For an alternative, I'd recommend using strstr() (or an alternative implementation that doesn't require nul-byte termination) to locate the end-of-line substring, and then starting your next search where you found the last occurrence, plus the length of your substring. See the note below on nul-byte termination. A simplified example:

  const char *delim = "\n";                                                                                                                          
  const char *start = src;                                                                                                                           
  const char *end = NULL;                                                                                                                            
  const int srclen = statbuf.st_size;                                                                                                                
  const int delim_length = strlen(delim);                                                                                                            

  while (start && start < (src + srclen)) {                                                                                                          
    end = strstr(start, delim);                                                                                                                      

    if (NULL == end) {  
      // use of %.* to print at most X chars from string.                                                                                                                             
      printf("Token: %.*s\n", (int) (src + srclen - start), start);                                                                                 
      break;                                                                                                                                         
    } else {                                                                                                                                         
      printf("Token: %.*s\n", (int) (end - start), start);                                                                                           
      start = end + delim_length;                                                                                                                    
    }                                                                                                                                                
  }                     

mmap region may not end in a nul byte (as suggested by comment)

strstr() works on null-terminated strings. Your mmapped region may not end with a null byte. It is likely that the kernel erases the remainder of the last mmapped memory page (past the end-of-file) with \0s to avoid data leaks between processes, but if your file length is exactly a multiple of the page-size, you'll have trouble with using strstr() -- there won't be a nul byte to get your back.

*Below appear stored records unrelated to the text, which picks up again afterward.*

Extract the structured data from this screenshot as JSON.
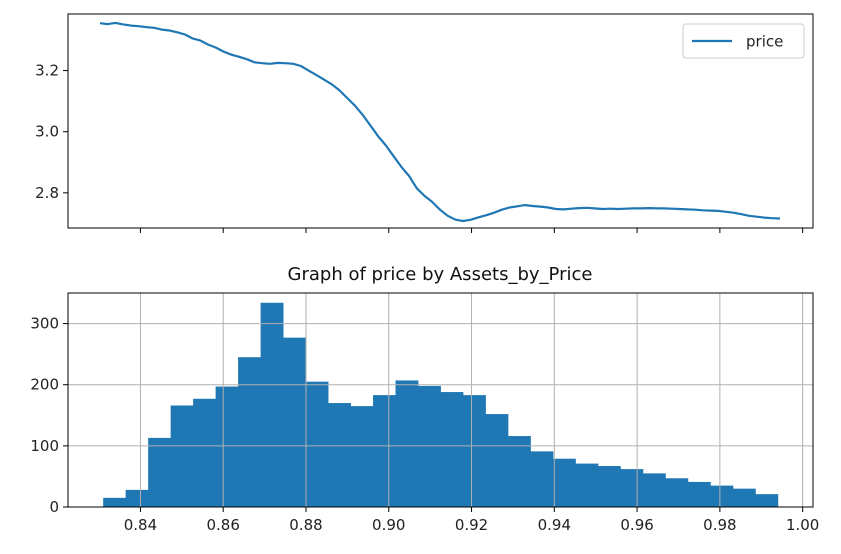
{
  "chart_data": [
    {
      "type": "line",
      "x_ticks_labeled": false,
      "y_ticks": [
        2.8,
        3.0,
        3.2
      ],
      "y_tick_labels": [
        "2.8",
        "3.0",
        "3.2"
      ],
      "ylim": [
        2.685,
        3.385
      ],
      "x_tick_count": 9,
      "legend": {
        "entries": [
          "price"
        ],
        "placement": "top-right"
      },
      "grid": false,
      "series": [
        {
          "name": "price",
          "color": "#1f77b4",
          "values": [
            3.355,
            3.352,
            3.356,
            3.351,
            3.347,
            3.345,
            3.342,
            3.34,
            3.334,
            3.331,
            3.325,
            3.318,
            3.305,
            3.298,
            3.285,
            3.275,
            3.262,
            3.252,
            3.245,
            3.237,
            3.227,
            3.224,
            3.222,
            3.225,
            3.224,
            3.222,
            3.215,
            3.2,
            3.185,
            3.17,
            3.155,
            3.135,
            3.11,
            3.085,
            3.055,
            3.02,
            2.985,
            2.955,
            2.92,
            2.885,
            2.855,
            2.815,
            2.79,
            2.77,
            2.745,
            2.725,
            2.712,
            2.708,
            2.712,
            2.72,
            2.727,
            2.735,
            2.745,
            2.752,
            2.756,
            2.76,
            2.757,
            2.755,
            2.752,
            2.747,
            2.746,
            2.748,
            2.75,
            2.751,
            2.749,
            2.747,
            2.748,
            2.747,
            2.748,
            2.749,
            2.749,
            2.75,
            2.749,
            2.749,
            2.748,
            2.747,
            2.746,
            2.745,
            2.743,
            2.742,
            2.741,
            2.738,
            2.735,
            2.73,
            2.725,
            2.722,
            2.719,
            2.717,
            2.716
          ]
        }
      ]
    },
    {
      "type": "bar",
      "title": "Graph of price by Assets_by_Price",
      "xlim": [
        0.8225,
        1.0025
      ],
      "ylim": [
        0,
        350
      ],
      "x_ticks": [
        0.84,
        0.86,
        0.88,
        0.9,
        0.92,
        0.94,
        0.96,
        0.98,
        1.0
      ],
      "x_tick_labels": [
        "0.84",
        "0.86",
        "0.88",
        "0.90",
        "0.92",
        "0.94",
        "0.96",
        "0.98",
        "1.00"
      ],
      "y_ticks": [
        0,
        100,
        200,
        300
      ],
      "y_tick_labels": [
        "0",
        "100",
        "200",
        "300"
      ],
      "grid": true,
      "color": "#1f77b4",
      "bin_start": 0.831,
      "bin_end": 0.994,
      "values": [
        15,
        28,
        113,
        166,
        177,
        197,
        245,
        334,
        277,
        205,
        170,
        165,
        183,
        207,
        198,
        188,
        183,
        152,
        116,
        91,
        79,
        71,
        67,
        62,
        55,
        47,
        41,
        35,
        30,
        21
      ]
    }
  ]
}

You could roll out your own little string finder strnstr(). Or force another null page to be stamped at the end.

init_js
  • 4,143
  • 2
  • 23
  • 53
  • 1
    You should not use `strstr` because the `mmap`ped buffer is not necessarily `'\0'` terminated. – chqrlie Nov 24 '15 at 21:43
  • thanks @chqrlie. you are correct. this sent me in a little test spiral. `read()` calls are allowed when `seek()`ing past EOF (returns 0B), so I wondered what asking mmap a region bigger than the file would yield. What I ended up finding (on linux at least) was that the last buffer page containing file data will be filled with zeroes if the file size isn't a multiple of the page size. Reading a 10B file into an 8MB mmap buffer (w/ 4K page) for instance will give you zeroes for indices 10 to 4095, but if you read anything between index 4096 and 8MB, you'll get a bus error (SIGBUS). – init_js Nov 25 '15 at 03:58
2

strtok() modifies the char array to which you pass a pointer.

You mmap the file in read only mode, so you get a violation when strtok tried to modify the memory.

It would be a bad idea to mmap the file in read+write mode, the file would be modified and probably corrupted.

strtok is inappropriate for you purpose, write your own matching function that does not modify its argument array and returns offsets and lengths.

Also be aware that the mmapped memory should not be accessed beyond the size of the file and is not necessarily '\0' terminated, hence you should not use string functions to search into it (strchr, strstr, strlen...) nor copy from it (strcpy).

chqrlie
  • 131,814
  • 10
  • 121
  • 189